Gather the dough into one mass. Then, either using olive oil spray or oil and your fingers, coat the exposed dough (no need to oil the bottom of the dough.) Cover with a tea towel and allow to rise in a warm (80ºF) environment for 35 - 42 minutes or until the dough nearly doubles in size and begins to have several holes on top.
Cut any excess parchment paper from the dough. (This prevents the paper from burning if you bake it on a stone or higher than your paper allows.)

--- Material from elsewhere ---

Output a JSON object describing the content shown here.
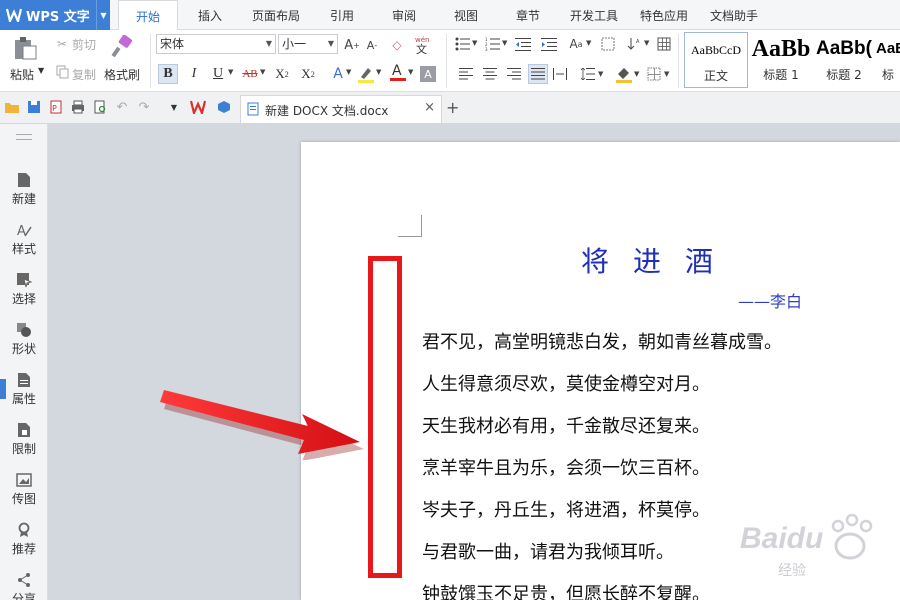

If cooking immediately, bake an additional 7 - 8 minutes if using a stone or 10 - 13 minutes when using a pizza pan or baking sheet or until the crust and topping meet your desired goal. Place under a broiler for a few seconds to brown the cheese and the crust's edges more, if desired. (If baking a frozen pizza, bake the crust as directed above, but for a longer period of time. The length of time will vary on how frozen your pizza is, about 15 minutes or more. (Tomorrow, I'll update the time once I bake my frozen one.)
To make a softer crust edges, baste the crust just before the second baking with 1 - 2 teaspoons melted butter (or for dairy-free, half melted coconut milk and half coconut oil.)
Remove the parchment paper for a dark bottom crust.
For firmer crust, bake the crust longer but move it to the bottom rack of your oven. The bottom will become darker their too.
*Honey or agave will make the pizza crust a little softer.